Trigger observability in the action graph

Harn projects trigger activity into both persisted run observability and the live dispatcher event stream. The current surface includes trigger, predicate, dispatch, a2a_hop, worker_enqueue, retry, and dlq nodes, plus the matching trigger_dispatch, predicate_gate, a2a_dispatch, retry, dlq_move, and replay_chain edges.

What lands in this change

  • A synthetic trigger node is added when a run carries a trigger_event envelope in run.metadata.
  • Workflow condition stages render as predicate nodes in observability.action_graph_nodes.
  • Local dispatch attempts render as dispatch nodes.
  • Remote A2A dispatch attempts render as a2a_hop nodes labelled with the resolved target_agent.
  • worker://... queue handoffs render as worker_enqueue nodes with queue name, response topic, and job receipt metadata.
  • Retry scheduling emits retry nodes with delay/error metadata.
  • Exhausted deliveries emit dlq nodes with final-error metadata.
  • Entry edges from the trigger node into the workflow render as trigger_dispatch.
  • Trigger or predicate edges into a remote A2A hop render as a2a_dispatch.
  • Transitions leaving a predicate on the workflow path render as predicate_gate.
  • Replay-triggered dispatches add a visible replay_chain edge back to the original trigger event.
  • trace_id propagates from the TriggerEvent onto the synthetic trigger node and every downstream action-graph node derived from that run, including A2A hops and worker queue receipts.
  • A2A dispatches also send the same trace on the wire via the A2A-Trace-Id HTTP header in addition to the JSON envelope metadata.

The runtime streams these updates onto the shared event-log topic observability.action_graph.
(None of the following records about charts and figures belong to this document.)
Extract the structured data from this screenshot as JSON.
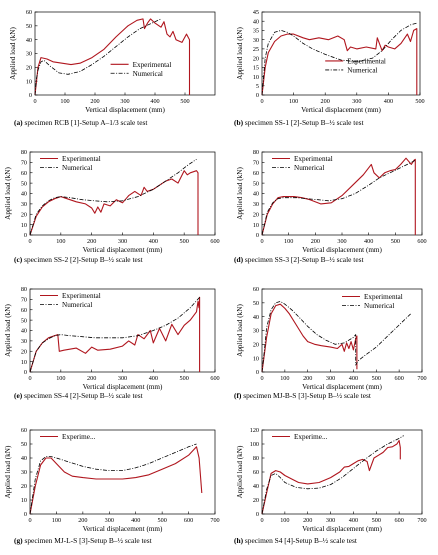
{
  "colors": {
    "experimental": "#b0161e",
    "numerical": "#000000",
    "axis": "#000000"
  },
  "chart_data": [
    {
      "type": "line",
      "caption_id": "(a)",
      "caption_text": "specimen RCB [1]-Setup A–1/3 scale test",
      "xlabel": "Vertical displacement (mm)",
      "ylabel": "Applied load (kN)",
      "xlim": [
        0,
        600
      ],
      "ylim": [
        0,
        60
      ],
      "xticks": [
        0,
        100,
        200,
        300,
        400,
        500
      ],
      "yticks": [
        0,
        10,
        20,
        30,
        40,
        50,
        60
      ],
      "legend": "right",
      "series": [
        {
          "name": "Experimental",
          "style": "solid",
          "x": [
            0,
            5,
            10,
            20,
            40,
            60,
            90,
            120,
            150,
            190,
            230,
            270,
            310,
            340,
            360,
            365,
            375,
            385,
            400,
            420,
            430,
            440,
            450,
            460,
            470,
            490,
            505,
            515,
            515
          ],
          "y": [
            0,
            10,
            20,
            27,
            26,
            24,
            23,
            22,
            23,
            27,
            33,
            42,
            50,
            54,
            55,
            48,
            52,
            55,
            52,
            49,
            53,
            44,
            42,
            46,
            40,
            38,
            44,
            40,
            0
          ]
        },
        {
          "name": "Numerical",
          "style": "dashdot",
          "x": [
            0,
            5,
            10,
            20,
            30,
            50,
            80,
            110,
            150,
            190,
            230,
            270,
            310,
            350,
            390,
            420
          ],
          "y": [
            0,
            12,
            18,
            24,
            25,
            21,
            16,
            15,
            17,
            22,
            28,
            35,
            42,
            48,
            52,
            55
          ]
        }
      ]
    },
    {
      "type": "line",
      "caption_id": "(b)",
      "caption_text": "specimen SS-1 [2]-Setup B–½ scale test",
      "xlabel": "Vertical displacement (mm)",
      "ylabel": "Applied load (kN)",
      "xlim": [
        0,
        500
      ],
      "ylim": [
        0,
        45
      ],
      "xticks": [
        0,
        100,
        200,
        300,
        400,
        500
      ],
      "yticks": [
        0,
        5,
        10,
        15,
        20,
        25,
        30,
        35,
        40,
        45
      ],
      "legend": "center-right",
      "series": [
        {
          "name": "Experimental",
          "style": "solid",
          "x": [
            0,
            10,
            20,
            40,
            60,
            80,
            100,
            130,
            150,
            180,
            210,
            240,
            260,
            270,
            280,
            300,
            330,
            360,
            365,
            380,
            390,
            400,
            420,
            440,
            460,
            470,
            480,
            490,
            490
          ],
          "y": [
            0,
            15,
            23,
            29,
            32,
            33,
            33,
            31,
            30,
            31,
            30,
            32,
            30,
            24,
            26,
            25,
            26,
            25,
            31,
            24,
            27,
            26,
            25,
            28,
            33,
            29,
            35,
            36,
            0
          ]
        },
        {
          "name": "Numerical",
          "style": "dashdot",
          "x": [
            0,
            10,
            20,
            40,
            60,
            80,
            100,
            130,
            160,
            200,
            250,
            300,
            350,
            380,
            410,
            440,
            470,
            490
          ],
          "y": [
            0,
            20,
            28,
            34,
            35,
            34,
            32,
            28,
            25,
            22,
            19,
            18,
            20,
            24,
            30,
            35,
            38,
            39
          ]
        }
      ]
    },
    {
      "type": "line",
      "caption_id": "(c)",
      "caption_text": "specimen SS-2 [2]-Setup B–½ scale test",
      "xlabel": "Vertical displacement (mm)",
      "ylabel": "Applied load (kN)",
      "xlim": [
        0,
        600
      ],
      "ylim": [
        0,
        80
      ],
      "xticks": [
        0,
        100,
        200,
        300,
        400,
        500,
        600
      ],
      "yticks": [
        0,
        10,
        20,
        30,
        40,
        50,
        60,
        70,
        80
      ],
      "legend": "top-left",
      "series": [
        {
          "name": "Experimental",
          "style": "solid",
          "x": [
            0,
            20,
            40,
            60,
            80,
            100,
            120,
            150,
            180,
            200,
            210,
            220,
            230,
            240,
            260,
            280,
            300,
            320,
            340,
            360,
            370,
            380,
            400,
            420,
            440,
            460,
            480,
            500,
            510,
            520,
            540,
            545,
            545
          ],
          "y": [
            0,
            18,
            27,
            32,
            35,
            37,
            35,
            32,
            30,
            26,
            21,
            27,
            22,
            30,
            28,
            34,
            31,
            38,
            42,
            38,
            46,
            42,
            44,
            48,
            52,
            54,
            50,
            62,
            58,
            60,
            62,
            60,
            0
          ]
        },
        {
          "name": "Numerical",
          "style": "dashdot",
          "x": [
            0,
            20,
            40,
            60,
            80,
            100,
            130,
            170,
            210,
            250,
            300,
            350,
            400,
            440,
            480,
            510,
            540
          ],
          "y": [
            0,
            20,
            28,
            33,
            36,
            37,
            36,
            34,
            33,
            32,
            33,
            37,
            44,
            52,
            60,
            67,
            73
          ]
        }
      ]
    },
    {
      "type": "line",
      "caption_id": "(d)",
      "caption_text": "specimen SS-3 [2]-Setup B–½ scale test",
      "xlabel": "Vertical displacement (mm)",
      "ylabel": "Applied load (kN)",
      "xlim": [
        0,
        600
      ],
      "ylim": [
        0,
        80
      ],
      "xticks": [
        0,
        100,
        200,
        300,
        400,
        500,
        600
      ],
      "yticks": [
        0,
        10,
        20,
        30,
        40,
        50,
        60,
        70,
        80
      ],
      "legend": "top-left",
      "series": [
        {
          "name": "Experimental",
          "style": "solid",
          "x": [
            0,
            20,
            40,
            60,
            80,
            100,
            120,
            150,
            180,
            220,
            260,
            300,
            340,
            380,
            410,
            420,
            440,
            460,
            480,
            500,
            520,
            540,
            560,
            570,
            575,
            575
          ],
          "y": [
            0,
            20,
            30,
            36,
            37,
            37,
            37,
            36,
            34,
            30,
            31,
            38,
            48,
            58,
            68,
            60,
            55,
            60,
            62,
            63,
            68,
            74,
            68,
            72,
            73,
            0
          ]
        },
        {
          "name": "Numerical",
          "style": "dashdot",
          "x": [
            0,
            20,
            40,
            60,
            80,
            100,
            130,
            170,
            210,
            250,
            300,
            350,
            400,
            440,
            480,
            520,
            560,
            575
          ],
          "y": [
            0,
            22,
            31,
            35,
            36,
            36,
            36,
            35,
            34,
            33,
            35,
            40,
            48,
            55,
            60,
            65,
            70,
            72
          ]
        }
      ]
    },
    {
      "type": "line",
      "caption_id": "(e)",
      "caption_text": "specimen SS-4 [2]-Setup B–½ scale test",
      "xlabel": "Vertical displacement (mm)",
      "ylabel": "Applied load (kN)",
      "xlim": [
        0,
        600
      ],
      "ylim": [
        0,
        80
      ],
      "xticks": [
        0,
        100,
        200,
        300,
        400,
        500,
        600
      ],
      "yticks": [
        0,
        10,
        20,
        30,
        40,
        50,
        60,
        70,
        80
      ],
      "legend": "top-left",
      "series": [
        {
          "name": "Experimental",
          "style": "solid",
          "x": [
            0,
            20,
            40,
            60,
            80,
            90,
            95,
            110,
            150,
            180,
            200,
            220,
            260,
            300,
            320,
            340,
            350,
            370,
            390,
            400,
            420,
            440,
            460,
            480,
            500,
            520,
            540,
            545,
            548,
            550,
            550
          ],
          "y": [
            0,
            20,
            28,
            33,
            35,
            36,
            20,
            21,
            23,
            18,
            24,
            21,
            22,
            25,
            30,
            26,
            36,
            32,
            40,
            28,
            42,
            30,
            46,
            36,
            45,
            50,
            58,
            68,
            62,
            72,
            0
          ]
        },
        {
          "name": "Numerical",
          "style": "dashdot",
          "x": [
            0,
            20,
            40,
            60,
            80,
            100,
            130,
            170,
            210,
            250,
            300,
            350,
            400,
            440,
            480,
            520,
            550
          ],
          "y": [
            0,
            20,
            28,
            32,
            35,
            36,
            35,
            34,
            33,
            33,
            33,
            35,
            40,
            45,
            52,
            62,
            72
          ]
        }
      ]
    },
    {
      "type": "line",
      "caption_id": "(f)",
      "caption_text": "specimen MJ-B-S [3]-Setup B–½ scale test",
      "xlabel": "Vertical displacement (mm)",
      "ylabel": "Applied load (kN)",
      "xlim": [
        0,
        700
      ],
      "ylim": [
        0,
        60
      ],
      "xticks": [
        0,
        100,
        200,
        300,
        400,
        500,
        600,
        700
      ],
      "yticks": [
        0,
        10,
        20,
        30,
        40,
        50,
        60
      ],
      "legend": "top-right",
      "series": [
        {
          "name": "Experimental",
          "style": "solid",
          "x": [
            0,
            20,
            40,
            60,
            80,
            100,
            120,
            150,
            180,
            200,
            230,
            260,
            300,
            330,
            350,
            360,
            370,
            380,
            390,
            400,
            410,
            415,
            415
          ],
          "y": [
            0,
            25,
            42,
            48,
            49,
            46,
            42,
            34,
            26,
            22,
            20,
            19,
            18,
            17,
            20,
            15,
            21,
            17,
            22,
            16,
            24,
            26,
            2
          ]
        },
        {
          "name": "Numerical",
          "style": "dashdot",
          "x": [
            0,
            10,
            20,
            40,
            60,
            80,
            100,
            130,
            160,
            200,
            240,
            280,
            320,
            360,
            400,
            410,
            410,
            420,
            450,
            500,
            550,
            600,
            650
          ],
          "y": [
            0,
            15,
            32,
            45,
            50,
            51,
            49,
            45,
            40,
            33,
            27,
            23,
            20,
            21,
            25,
            27,
            5,
            8,
            12,
            18,
            26,
            34,
            42
          ]
        }
      ]
    },
    {
      "type": "line",
      "caption_id": "(g)",
      "caption_text": "specimen MJ-L-S [3]-Setup B–½ scale test",
      "xlabel": "Vertical displacement (mm)",
      "ylabel": "Applied load (kN)",
      "xlim": [
        0,
        700
      ],
      "ylim": [
        0,
        60
      ],
      "xticks": [
        0,
        100,
        200,
        300,
        400,
        500,
        600,
        700
      ],
      "yticks": [
        0,
        10,
        20,
        30,
        40,
        50,
        60
      ],
      "legend": "top-left",
      "series": [
        {
          "name": "Experime...",
          "style": "solid",
          "x": [
            0,
            20,
            40,
            60,
            80,
            100,
            130,
            160,
            200,
            250,
            300,
            350,
            400,
            450,
            500,
            550,
            600,
            630,
            640,
            650
          ],
          "y": [
            0,
            20,
            35,
            40,
            40,
            36,
            30,
            27,
            26,
            25,
            25,
            25,
            26,
            28,
            32,
            36,
            42,
            48,
            40,
            15
          ]
        },
        {
          "name": "",
          "style": "dashdot",
          "x": [
            0,
            20,
            40,
            60,
            80,
            100,
            150,
            200,
            250,
            300,
            350,
            400,
            450,
            500,
            550,
            600,
            630
          ],
          "y": [
            0,
            25,
            38,
            41,
            41,
            40,
            37,
            34,
            32,
            31,
            31,
            33,
            36,
            40,
            44,
            48,
            50
          ]
        }
      ]
    },
    {
      "type": "line",
      "caption_id": "(h)",
      "caption_text": "specimen S4 [4]-Setup B–½ scale test",
      "xlabel": "Vertical displacement (mm)",
      "ylabel": "Applied load (kN)",
      "xlim": [
        0,
        700
      ],
      "ylim": [
        0,
        120
      ],
      "xticks": [
        0,
        100,
        200,
        300,
        400,
        500,
        600,
        700
      ],
      "yticks": [
        0,
        20,
        40,
        60,
        80,
        100,
        120
      ],
      "legend": "top-left",
      "series": [
        {
          "name": "Experime...",
          "style": "solid",
          "x": [
            0,
            20,
            40,
            60,
            80,
            100,
            130,
            160,
            200,
            250,
            300,
            340,
            360,
            380,
            400,
            420,
            440,
            460,
            470,
            490,
            510,
            530,
            550,
            570,
            590,
            600,
            605,
            605
          ],
          "y": [
            0,
            30,
            58,
            62,
            60,
            55,
            50,
            45,
            43,
            45,
            52,
            60,
            67,
            68,
            72,
            76,
            78,
            75,
            62,
            80,
            84,
            88,
            95,
            96,
            100,
            105,
            95,
            78
          ]
        },
        {
          "name": "",
          "style": "dashdot",
          "x": [
            0,
            20,
            40,
            60,
            80,
            100,
            150,
            200,
            250,
            300,
            350,
            400,
            450,
            500,
            550,
            600,
            620
          ],
          "y": [
            0,
            35,
            55,
            58,
            52,
            45,
            38,
            36,
            37,
            42,
            52,
            65,
            78,
            90,
            100,
            108,
            112
          ]
        }
      ]
    }
  ]
}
The portal subscribes to that topic for traced runs and merges live node/edge updates into the detail view while still showing the persisted run snapshot.

Portal view

The portal run detail now renders dedicated node cards instead of a plain edge dump:

  • trigger cards show provider, event kind, signature status, and trace id
  • predicate cards show pass/block state plus cost and latency
  • A2A cards render with a dashed trust-boundary style and task metadata
  • worker enqueue cards show queue and response-topic details
  • DLQ and trigger cards expose a replay button that invokes harn trigger replay <event-id> through the portal backend

Portal sample

Node metadata

Each RunActionGraphNodeRecord now carries a metadata map so the portal and CLI consumers can render node-specific details without inventing a second schema. Representative fields include:

  • trigger: provider, event_kind, dedupe_key, signature_status
  • predicate: trigger_id, predicate, result, cost_usd, tokens, latency_ms, reason
  • dispatch / a2a_hop / worker_enqueue: handler_kind, target_uri, attempt, plus route-specific fields like target_agent, task_id, queue_name, response_topic, and job_event_id
  • retry: delay_ms, error
  • dlq: attempt_count, final_error

Example

When a trigger is dispatched, the streamed action-graph updates now include records like:

{
  "kind": "trigger",
  "label": "cron:tick",
  "trace_id": "trace_123",
  "metadata": {
    "provider": "cron",
    "event_kind": "cron.tick",
    "signature_status": "unsigned"
  }
}

and:

{
  "kind": "worker_enqueue",
  "label": "worker://triage",
  "trace_id": "trace_123",
  "metadata": {
    "queue_name": "triage",
    "response_topic": "worker.triage.responses",
    "job_event_id": 42
  }
}

with edges such as:

{"kind": "trigger_dispatch", "from_id": "trigger:...", "to_id": "stage:..."}
{"kind": "predicate_gate", "label": "true"}
{"kind": "a2a_dispatch", "from_id": "predicate:...", "to_id": "a2a:..."}
{"kind": "retry", "from_id": "dispatch:...", "to_id": "retry:..."}
{"kind": "dlq_move", "from_id": "dispatch:...", "to_id": "dlq:..."}